Ainda conforme conclusão da pesquisa, três são os principais fatores que impactaram os preços dos medicamentos e dos produtos hospitalares no Brasil durante o biênio 2020-2021: o aumento da demanda de itens utilizados no tratamento de Covid-19, a partir do crescimento do número de casos confirmados, a desvalorização do real frente ao dólar americano e o aumento generalizado dos preços de mercado devido às quebras das cadeias produtivas globais. “Nesse sentido, nota-se que os preços dos medicamentos e os materiais médico-hospitalares, os quais representam insumos para os prestadores que realizam a assistência à saúde no Brasil, foram afetados de forma significativa”, aponta o relatório.

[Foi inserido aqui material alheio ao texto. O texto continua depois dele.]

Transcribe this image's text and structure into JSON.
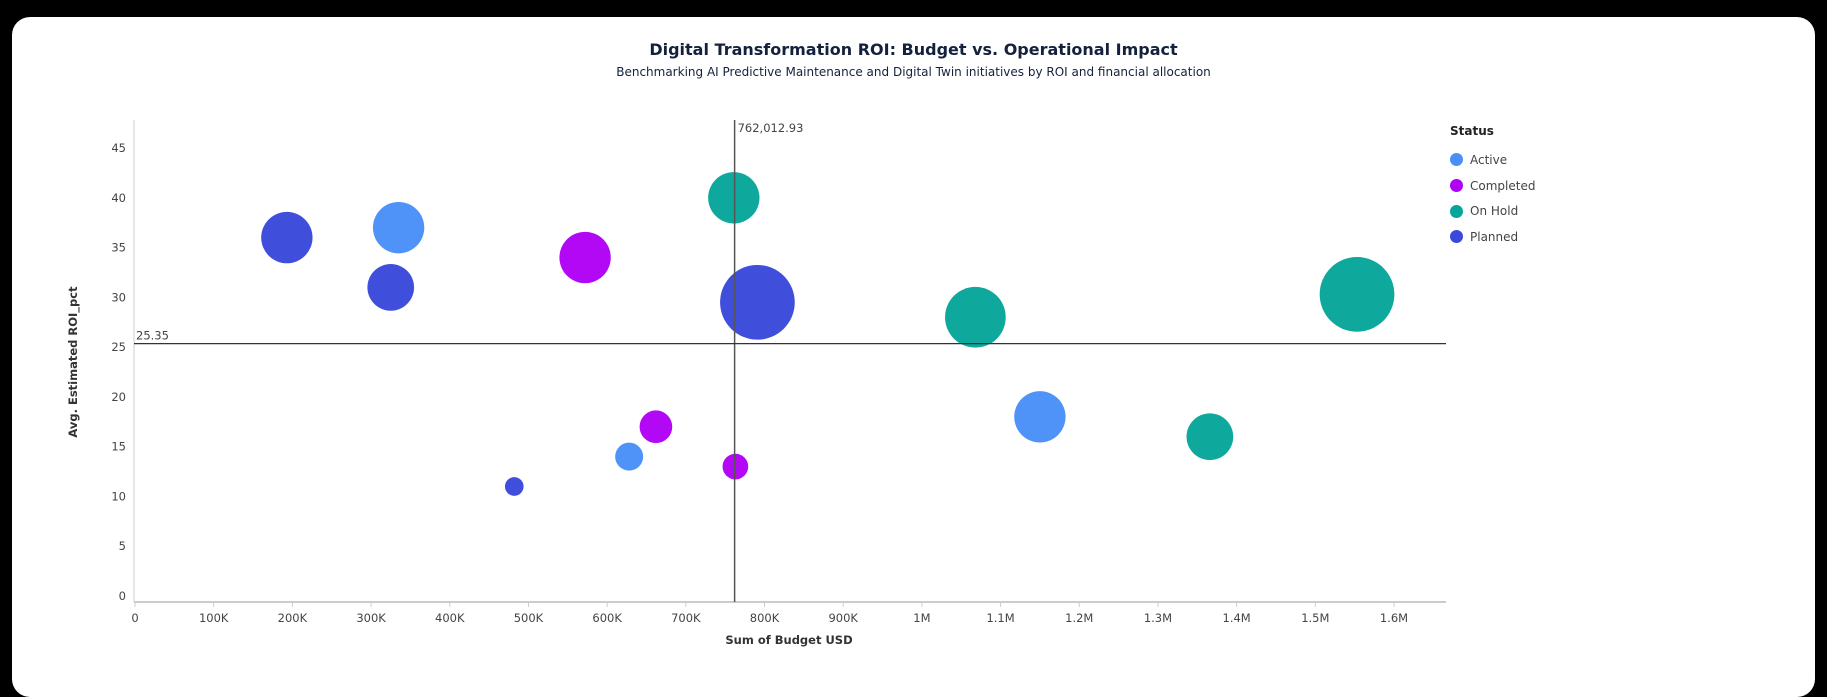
{
  "chart_data": {
    "type": "scatter",
    "title": "Digital Transformation ROI: Budget vs. Operational Impact",
    "subtitle": "Benchmarking AI Predictive Maintenance and Digital Twin initiatives by ROI and financial allocation",
    "xlabel": "Sum of Budget USD",
    "ylabel": "Avg. Estimated ROI_pct",
    "xlim": [
      0,
      1660000
    ],
    "ylim": [
      0,
      48
    ],
    "x_ticks": [
      0,
      100000,
      200000,
      300000,
      400000,
      500000,
      600000,
      700000,
      800000,
      900000,
      1000000,
      1100000,
      1200000,
      1300000,
      1400000,
      1500000,
      1600000
    ],
    "x_tick_labels": [
      "0",
      "100K",
      "200K",
      "300K",
      "400K",
      "500K",
      "600K",
      "700K",
      "800K",
      "900K",
      "1M",
      "1.1M",
      "1.2M",
      "1.3M",
      "1.4M",
      "1.5M",
      "1.6M"
    ],
    "y_ticks": [
      0,
      5,
      10,
      15,
      20,
      25,
      30,
      35,
      40,
      45
    ],
    "y_tick_labels": [
      "0",
      "5",
      "10",
      "15",
      "20",
      "25",
      "30",
      "35",
      "40",
      "45"
    ],
    "grid": false,
    "legend": {
      "title": "Status",
      "placement": "top-right"
    },
    "reference_lines": {
      "x": {
        "value": 762012.93,
        "label": "762,012.93"
      },
      "y": {
        "value": 25.35,
        "label": "25.35"
      }
    },
    "series": [
      {
        "name": "Active",
        "color": "#4A8FF8",
        "points": [
          {
            "x": 335000,
            "y": 37,
            "size": 22
          },
          {
            "x": 1150000,
            "y": 18,
            "size": 22
          },
          {
            "x": 628000,
            "y": 14,
            "size": 12
          }
        ]
      },
      {
        "name": "Completed",
        "color": "#B000F5",
        "points": [
          {
            "x": 572000,
            "y": 34,
            "size": 22
          },
          {
            "x": 662000,
            "y": 17,
            "size": 14
          },
          {
            "x": 763000,
            "y": 13,
            "size": 11
          }
        ]
      },
      {
        "name": "On Hold",
        "color": "#06A59A",
        "points": [
          {
            "x": 761000,
            "y": 40,
            "size": 22
          },
          {
            "x": 1068000,
            "y": 28,
            "size": 26
          },
          {
            "x": 1553000,
            "y": 30.3,
            "size": 32
          },
          {
            "x": 1366000,
            "y": 16,
            "size": 20
          }
        ]
      },
      {
        "name": "Planned",
        "color": "#3A49DA",
        "points": [
          {
            "x": 193000,
            "y": 36,
            "size": 22
          },
          {
            "x": 325000,
            "y": 31,
            "size": 20
          },
          {
            "x": 791000,
            "y": 29.5,
            "size": 32
          },
          {
            "x": 482000,
            "y": 11,
            "size": 8
          }
        ]
      }
    ]
  }
}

O estudo também elencou algumas medidas que poderiam auxiliar a garantir a sustentabilidade de disponibilidade de materiais e medicamentos no setor de saúde, especialmente em períodos de crise. São eles: a melhora do ambiente de negócios, com redução do “Custo Brasil”, de modo a incentivar a produção de insumos doméstica e investimentos no setor de saúde como um todo, e a criação de estoques públicos de medicamentos e produtos hospitalares para atendimento tanto da rede pública quanto privada durante crises tal como a pandemia de Covid-19.